Porous silicon pillar and bilayer structure as a nucleation center for the formation of aligned vanadium pentoxide nanorods

Abstract Porous silicon single layer (PSM), bilayer (PSB) and pillar (PSP) structures have been evaluated as nucleation centers for vanadium pentoxide (V 2 O 5 ) crystals. Deposition of vanadium precursor over different substrates (drop casting technique), followed by annealing treatment under Ar-H 2 (5% H 2 ) atmosphere, induced crystallization of vanadium oxide. With respect to c-Si/SiO 2 substrate, V 2 O 5 nanorods with relatively large aspect ratio were formed over and within PSP structures. On the other hand, pores in PSM and PSB were found to be filled with relatively smaller crystals.
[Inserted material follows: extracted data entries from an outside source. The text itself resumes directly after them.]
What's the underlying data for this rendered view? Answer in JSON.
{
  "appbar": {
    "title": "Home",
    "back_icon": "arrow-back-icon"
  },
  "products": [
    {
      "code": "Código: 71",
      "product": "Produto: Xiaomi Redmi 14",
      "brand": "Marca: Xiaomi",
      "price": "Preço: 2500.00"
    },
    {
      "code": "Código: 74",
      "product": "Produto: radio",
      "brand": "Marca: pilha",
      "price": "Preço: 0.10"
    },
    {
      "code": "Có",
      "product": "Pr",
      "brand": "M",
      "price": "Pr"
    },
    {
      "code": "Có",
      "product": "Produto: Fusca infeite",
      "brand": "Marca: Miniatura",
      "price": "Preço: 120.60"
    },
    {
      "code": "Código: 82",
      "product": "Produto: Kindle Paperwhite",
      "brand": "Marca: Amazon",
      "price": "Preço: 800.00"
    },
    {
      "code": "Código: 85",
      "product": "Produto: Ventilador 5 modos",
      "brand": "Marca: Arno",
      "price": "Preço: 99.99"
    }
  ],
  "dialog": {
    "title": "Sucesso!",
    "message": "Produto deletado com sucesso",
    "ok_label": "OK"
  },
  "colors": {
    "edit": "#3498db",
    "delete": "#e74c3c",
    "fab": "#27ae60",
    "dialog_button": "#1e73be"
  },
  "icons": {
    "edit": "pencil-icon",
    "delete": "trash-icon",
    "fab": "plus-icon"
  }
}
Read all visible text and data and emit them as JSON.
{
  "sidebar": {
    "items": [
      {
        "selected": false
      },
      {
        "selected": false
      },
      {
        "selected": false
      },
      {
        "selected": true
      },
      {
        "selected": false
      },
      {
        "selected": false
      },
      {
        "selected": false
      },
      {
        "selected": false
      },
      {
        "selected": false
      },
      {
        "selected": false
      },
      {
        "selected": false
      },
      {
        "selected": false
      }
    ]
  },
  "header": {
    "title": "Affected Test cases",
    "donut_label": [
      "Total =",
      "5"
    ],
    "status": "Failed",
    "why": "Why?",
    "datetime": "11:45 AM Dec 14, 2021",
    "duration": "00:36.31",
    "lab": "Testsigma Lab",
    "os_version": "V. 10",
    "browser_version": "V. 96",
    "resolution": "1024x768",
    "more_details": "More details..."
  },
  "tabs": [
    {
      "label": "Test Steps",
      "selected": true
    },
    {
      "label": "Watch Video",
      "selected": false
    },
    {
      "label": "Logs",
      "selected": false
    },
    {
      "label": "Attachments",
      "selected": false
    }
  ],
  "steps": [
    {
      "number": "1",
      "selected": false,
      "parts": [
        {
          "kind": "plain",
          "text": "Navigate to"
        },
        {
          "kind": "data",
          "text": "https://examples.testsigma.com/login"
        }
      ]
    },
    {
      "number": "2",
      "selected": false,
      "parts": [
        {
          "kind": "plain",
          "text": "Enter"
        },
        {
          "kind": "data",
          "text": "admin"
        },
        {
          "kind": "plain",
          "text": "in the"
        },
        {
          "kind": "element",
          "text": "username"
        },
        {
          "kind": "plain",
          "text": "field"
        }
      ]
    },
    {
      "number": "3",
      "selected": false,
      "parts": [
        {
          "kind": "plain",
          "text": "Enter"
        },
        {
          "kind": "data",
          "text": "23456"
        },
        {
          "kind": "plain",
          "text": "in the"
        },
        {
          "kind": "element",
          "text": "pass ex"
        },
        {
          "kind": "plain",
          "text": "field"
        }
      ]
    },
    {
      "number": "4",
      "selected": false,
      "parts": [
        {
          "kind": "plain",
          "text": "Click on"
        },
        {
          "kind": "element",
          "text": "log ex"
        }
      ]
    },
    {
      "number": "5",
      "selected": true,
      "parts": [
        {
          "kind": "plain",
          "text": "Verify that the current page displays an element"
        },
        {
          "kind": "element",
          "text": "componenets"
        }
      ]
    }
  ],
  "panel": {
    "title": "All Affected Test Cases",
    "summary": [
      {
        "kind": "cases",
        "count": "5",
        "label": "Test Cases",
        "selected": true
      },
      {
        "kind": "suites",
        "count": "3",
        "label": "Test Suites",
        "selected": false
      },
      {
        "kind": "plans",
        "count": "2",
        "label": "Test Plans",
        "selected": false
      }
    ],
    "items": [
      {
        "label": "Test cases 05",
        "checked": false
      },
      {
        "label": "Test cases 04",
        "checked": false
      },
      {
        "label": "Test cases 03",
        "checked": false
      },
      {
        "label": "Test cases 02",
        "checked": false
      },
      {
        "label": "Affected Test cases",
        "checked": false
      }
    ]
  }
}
Additionally, PSB provided a nucleation substrate capable to align the nanocrystals in a preferential orientation, while V 2 O 5 crystals grown on PSP were found to be randomly aligned around the nanoporous pillar microstructure. Nanorods and nanocrystals were identified as V 2 O 5 by temperature-controlled XRD measurements and evidence of their crystalline nature was observed via transmission electron microscopy. A careful analysis of electronic microscopy images allows the identification of the facets composing the ends of the crystals and its corresponding surface free energy has been evaluated employing the Wulff theorem. Such high surface area composite structures have potential applications as cathode material in Lithium-ion batteries.